Moving forward does not mean leaving the hurt parts of us in the past. It means accepting our brokenness and holding onto hope for an all-encompassing healing. “You deserve life. You deserve dignity. You deserve a chance at hope and love.” –Danielle Morelli Survivor Shift: Episode 6. This message is for every part of us. Embracing even the hurting parts of ourselves adds power to our ability to move forward and build a life we can thrive in.
Embracing the Gift of Growth
When trauma hangs over so many parts of our childhood and youth, moving forward is a daunting task. At times, the burdens seem unbearable. Embracing it is the last thing we want to do. Escaping the pain seems a better option. But learning to embrace the parts of us stuck in the past gives us the strength to move forward. Freeing the broken parts of us to live in the present brings a new intensity to the light in the present and opens our eyes to beauty that was once cloaked in pain.
How do you accept the pain and brokenness? Is there a process you use? Is it related to the inner child work we talked about years ago?

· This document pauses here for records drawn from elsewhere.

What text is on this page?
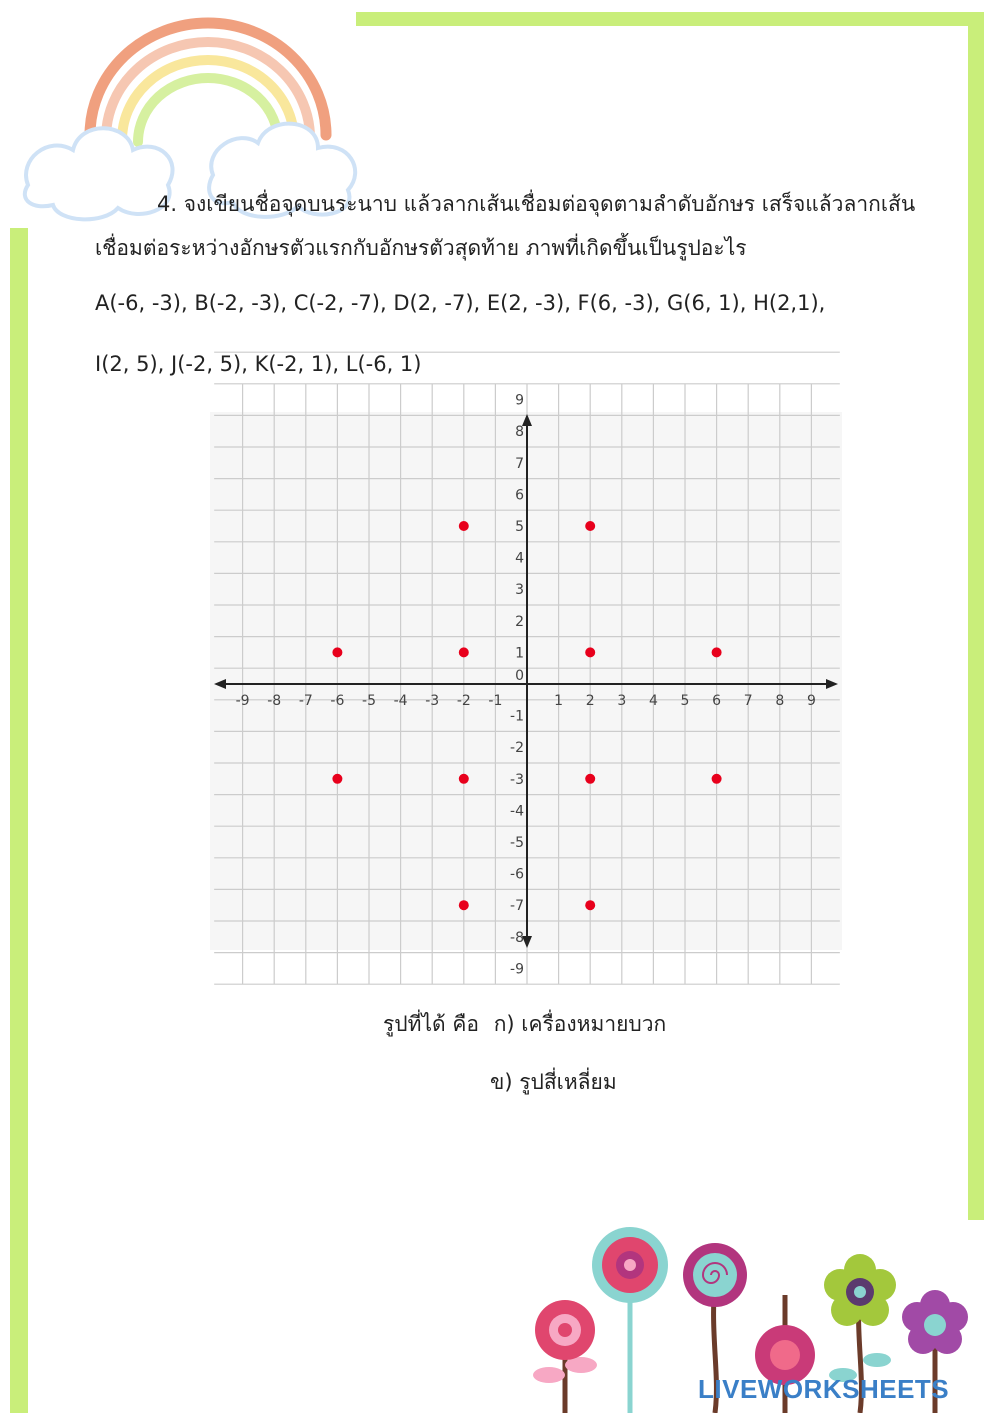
4. จงเขียนชื่อจุดบนระนาบ แล้วลากเส้นเชื่อมต่อจุดตามลำดับอักษร เสร็จแล้วลากเส้น
เชื่อมต่อระหว่างอักษรตัวแรกกับอักษรตัวสุดท้าย ภาพที่เกิดขึ้นเป็นรูปอะไร
A(-6, -3), B(-2, -3), C(-2, -7), D(2, -7), E(2, -3), F(6, -3), G(6, 1), H(2,1),
I(2, 5), J(-2, 5), K(-2, 1), L(-6, 1)
-9 -8 -7 -6 -5 -4 -3 -2 -1	1 2 3 4 5 6 7 8 9
-9
-8
-7
-6
-5
-4
-3
-2
-1
1
2
3
4
5
6
7
8
9
0
รูปที่ได้ คือ ก) เครื่องหมายบวก
ข) รูปสี่เหลี่ยม
LIVEWORKSHEETS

Suzann, yes, the inner child work is part of the process. I’m currently working on a second book where I share in detail the process that helped me move from simply surviving to thriving. The goal of all of this is to be able to heal, and accepting pain and brokenness is part of that process. I think it is important to note that accepting the pain and brokenness is not about staying in it. Accepting it allows us to actually process it (scream, cry, talk, etc.) so it is not constantly poisoning our present. For me, I couldn’t move forward without trusting in the Lord’s love for me and that there is light to be found as we work through the darkness. As you know, healing from sexual abuse is not a short or simple process. But it IS worth the work. –Tammy
You are the beauty that steps out into the light.
Thank you, and I hope we can all embrace the beauty that is in each one of us and have the courage to step into the Light.
–Tammy
Dear Tammy,
Three things really stood out and edified me in your post today:
1) Rather than fearing the re-opening of past wounds, you said Christ helped you notice “opportunities to look outside myself came.” That’s a reoccurring rescue in your healing journey. Helping others in the midst of one’s own suffering is so like Christ on his cross.
2) I loved the beautiful way you extended a hand to the frightened girl you used to be. You said, “Rather than go with that hurting part of me into the past, (you) invited your (traumatized self) to move forward in the present… accepting her trauma and pain and sharing with her my hope for the future.”
3) Your explanation of dissociative splits in your psyche was brilliant. “It’s like a part of us is broken away from our core selves in an attempt to keep the intense pain from destroying the whole.”
If our subconscious mind can protect us that powerfully from destruction, how more powerfully can our conscious mind direct our reconstruction? Like your book says, “With God, nothing is impossible.”
Love, Cindy
I love your synopsis of this post! Healing from devastating wounds requires courage and trust in our Savior. Serving others helps us reclaim the self-worth that was lost, which in turn helps us to have the confidence to face the pain and embrace the wounded parts of ourselves. Truly, with God, nothing is impossible.